Besser jetzt handeln
Grippe-Ansteckungswelle in NRW: Die Gefahr wird immer größer
Influenza A breitet sich in NRW rasant aus. Arztpraxen melden deutlich mehr Fälle. Experten raten dringend zu Hygieneregeln und Impfung.
Hamm – In Nordrhein-Westfalen sorgt aktuell die Grippe-Variante Influenza A für steigende Krankenzahlen. Immer mehr Menschen melden grippeähnliche Symptome, und die Belastung in Arztpraxen und Kliniken nimmt zu. Die Entwicklung rückt das Thema Infektionsschutz wieder stärker in den Fokus – insbesondere jetzt, da viele den Alltag ohne besondere Vorsichtsmaßnahmen gestalten.
Aktuelle Daten des Robert Koch-Instituts unterstreichen diesen Trend. Im Wochenbericht für die zweite Kalenderwoche 2026 meldeten registrierte Teilnehmende bundesweit 456 akute respiratorische Erkrankungen (ARE) sowie 126 grippeähnliche Erkrankungen (ILI), die als typische Influenza-Symptomatik gelten. Parallel dazu zeigt die vom RKI erfasste Influenzaviruslast im Abwasser einen deutlichen Anstieg, was auf eine intensivere Viruszirkulation hinweist. Die Auswertungen basieren auf den neuesten Meldeinformationen des RKI‑SurvStat-Systems mit dem Datenstand vom 15. Januar 2026 – und dürften in dieser Form auch auf NRW als das bevölkerungsreichste Bundesland übertragbar sein.
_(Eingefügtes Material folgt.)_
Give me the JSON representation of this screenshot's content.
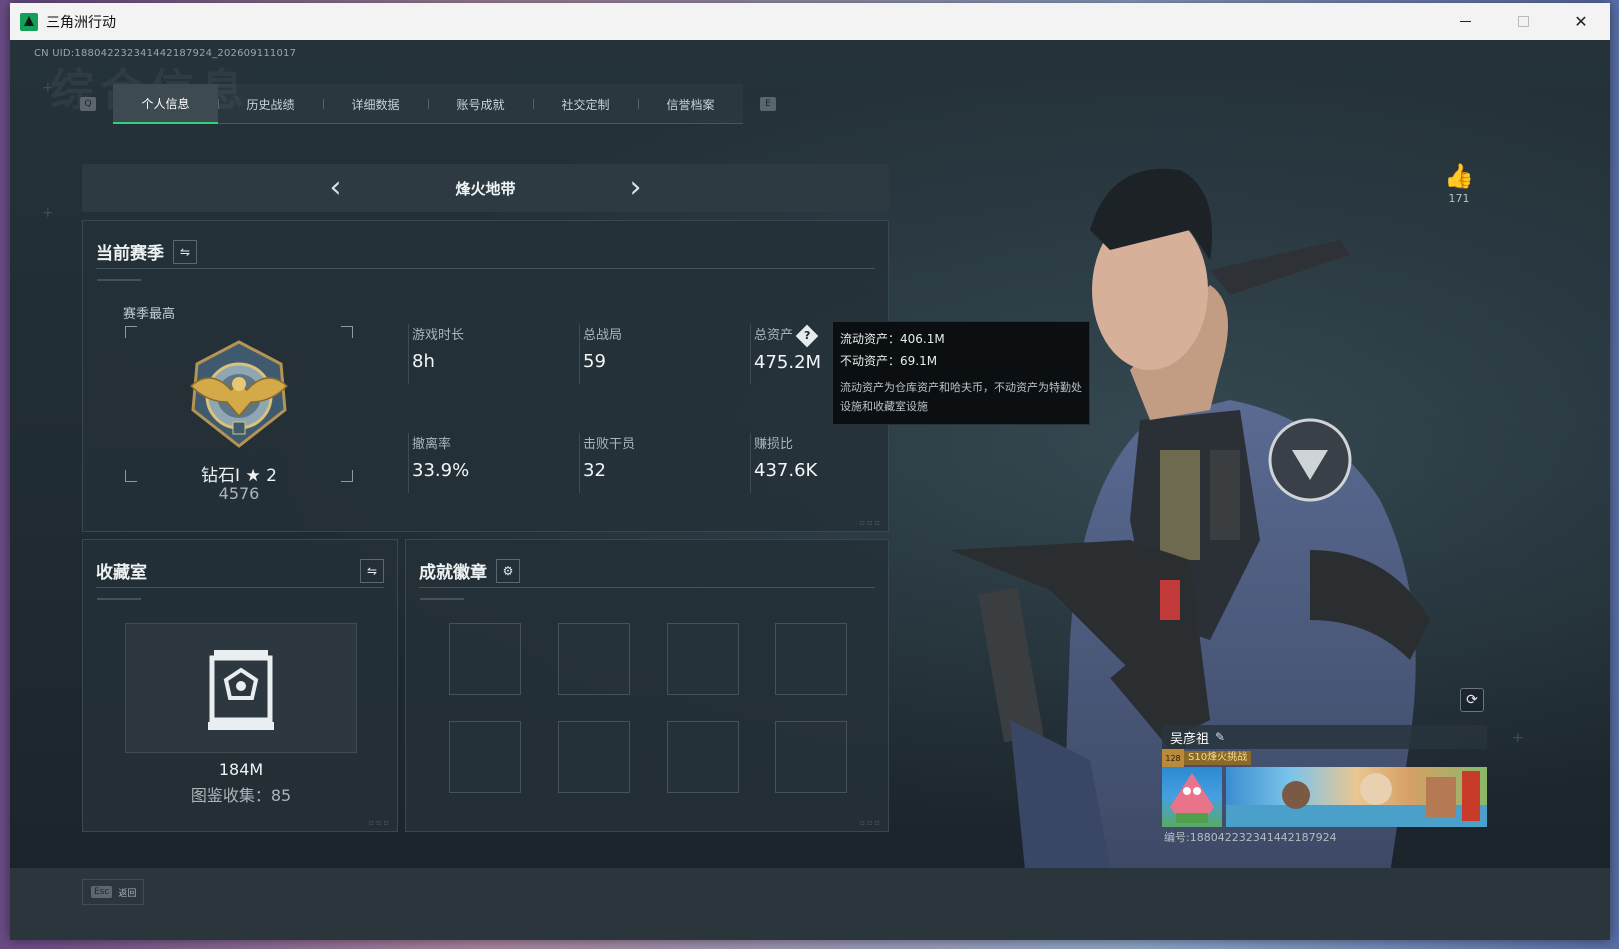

Ärzte beobachten Zunahme der Influenza-A-Fälle
Die von Fachleuten beobachtete Zunahme der Influenza-A-Fälle zeigt, dass sich das Virus derzeit besonders aktiv verbreitet. „Wir sind in den hausärztlichen Praxen aktuell saisonbedingt noch mit zahlreichen akuten Atemwegserkrankungen, Influenza- und Coronainfektionen beschäftigt“, hatte Allgemeinmediziner Lars Rettstadt, Vorsitzender des Hausärztinnen- und Hausärzteverbandes Westfalen-Lippe, unlängst erst noch im Gespräch mit wa.de zu Protokoll gegeben. Für die Bevölkerung bedeutet das erhöhte Aufmerksamkeit im Alltag. Gerade in Zeiten wechselhafter Temperaturen und engem Kontakt in Schulen, Büros und öffentlichen Verkehrsmitteln steigt das Risiko einer Ansteckung.
Experten raten daher zu verstärkten Hygienemaßnahmen. „Die Maßnahmen zur Verhinderung einer Grippeinfektion entsprechen weitgehend denen gegen COVID‑19: Abstand halten, regelmäßige Impfungen und klassische Hygieneregeln. Diese schützen allgemein vor Infektionserregern“, hatte Dr. Frank Hünger vom Klinikum Dortmund schon zu Jahresbeginn im Gespräch mit wa.de geraten. Dazu gehören regelmäßiges Händewaschen, das Meiden unnötiger Kontakte bei Krankheitssymptomen und gutes Lüften in Innenräumen. Zusätzlich empfehlen sie die Grippeimpfung als wirksame Präventionsmaßnahme, um schwere Verläufe zu vermeiden und die Ausbreitung weiter einzudämmen.
Für NRW bleibt entscheidend, wie konsequent die Bevölkerung diese Schutzmaßnahmen umsetzt. Wer sich über Impfstellen, aktuelle Entwicklungen und Verhaltenstipps informieren möchte, findet entsprechende Hinweise bei lokalen Gesundheitsbehörden und in Arztpraxen. So lässt sich das persönliche Risiko senken – und gleichzeitig ein wichtiger Beitrag zum Infektionsschutz im Land leisten.